Cusco begrüßte uns mit Regen. Und der blieb auch für den Rest unseres Aufenthaltes ein stetiger Begleiter. Hier bemerkten wir zum ersten Mal wirklich, dass wir uns in der Regenzeit befinden, gefallen hat uns die Stadt aber trotzdem. Wir waren zwei Tage in der Stadt um sie zu besichtigen und haben dann mit Ausflügen angefangen, denn um die Stadt gibt es einiges zu sehen. Cusco selbst ist sehr schön, mit vielen alten Häusern und sehr vielen Kirchen. Leider kosten fast alle Kirchen Eintritt, weswegen wir keine besichtigt haben. Die Kathedrale ist am berühmtesten, da sie ein Bild des letzten Abendmales hat, bei dem aber südamerikanisches Essen wie Meerschweinchen gegessen wird. Eines der vielen Zeichen der kulturellen Vermischung die man vor allem in Peru entdecken kann. Außer Kirchen gab es noch einige Märkte auf denen sich Frane einen Poncho gekauft hat und wir super leckeren Fruchtsaft getrunken haben. Das Viertel San Blas hat uns auch sehr gut gefallen. Es ist auf einem Hügel mit sehr vielen kleinen, alten Steingassen und kleinen Läden von Künstlern und vielen Restaurants und Cafes. Dort sind wir dann auch spontan in ein Reisebüro gegangen um uns über Touren zu informieren und der Leiter kam überraschenderweise aus Schwaben, die Welt ist mal wieder so klein.

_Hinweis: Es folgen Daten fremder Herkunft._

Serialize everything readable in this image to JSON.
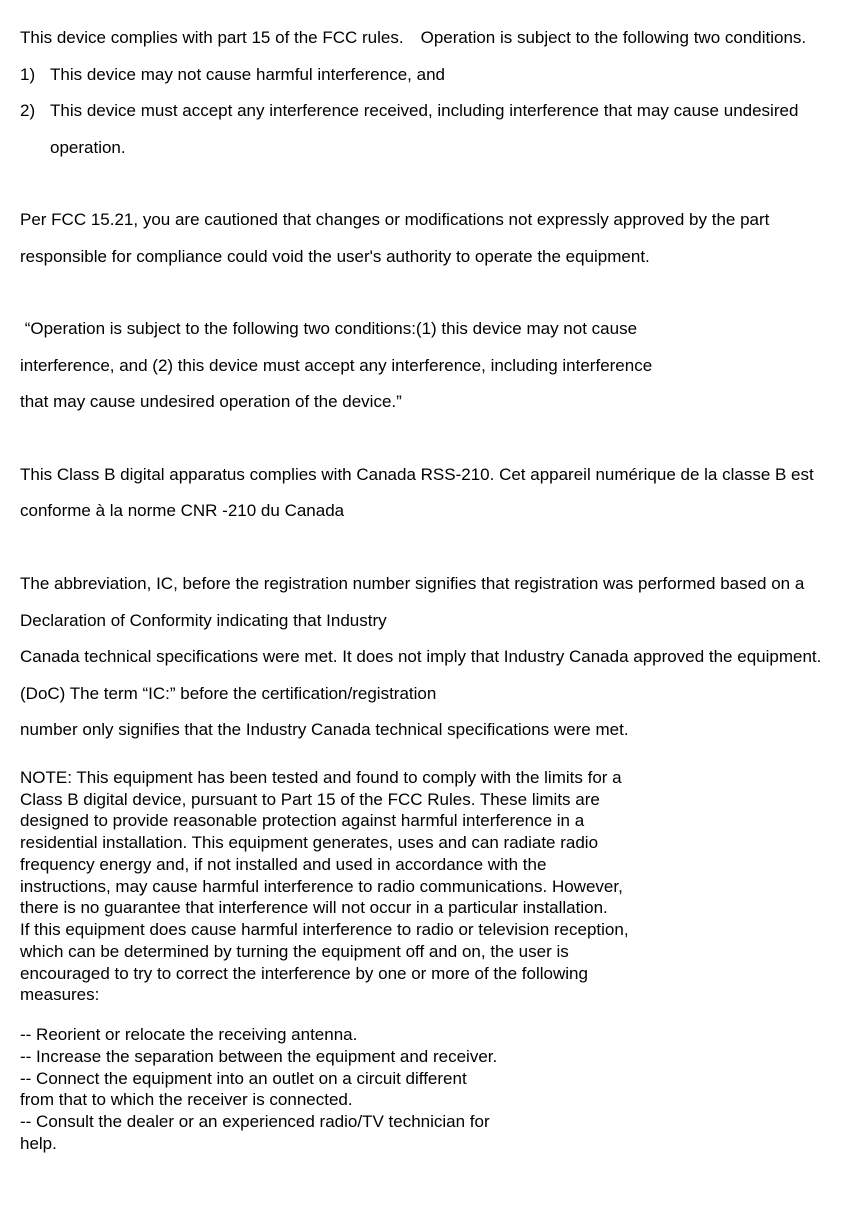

Touren wollten wir zwei machen: eine zum Rainbowvalley, einem Tal in dem die Berge durch Metalle im Boden farbig sind und den Salkantay Trek nach Machu Picchu. Die Rainbowvalley Tour ist eine Eintagestour, es gibt einen ganz berühmten Spot dafür, der aber von Touristen überfüllt und in der Regenzeit schwer erreichbar sein soll. Daher entschieden wir uns in das etwas weiter weg gelegene Tal zu fahren, indem wesentlich weniger Touristen sind. Im Nachhinein waren wir unglaublich froh, dass die Agentur uns dazu geraten hat. Es hat die ganze Zeit geregnet, aber wir mussten nur kurze Stücke laufen, weswegen es sehr erträglich war.

Wir hatten beide keine großen Erwartungen da wir vorher auf Blogs gelesen hatten, dass die Farben bei schlechtem Wetter kaum zu sehen sind, zum Glück wurden wir beide positiv überrascht. Am Anfang des Tales waren die Berge grün und rot und Farbverläufe waren kaum zu sehen, je weiter wir aber in das Tal liefen, desto bunter und kräftiger wurden die Berge. Das Ganze war sehr beeindruckend zu sehen. Auf dem Rückweg haben wir dann noch ganz viele Alpakas gesehen und waren wieder peruanisch Mittagessen und ich muss wirklich sagen wir werden hier alle noch Fans von Suppen.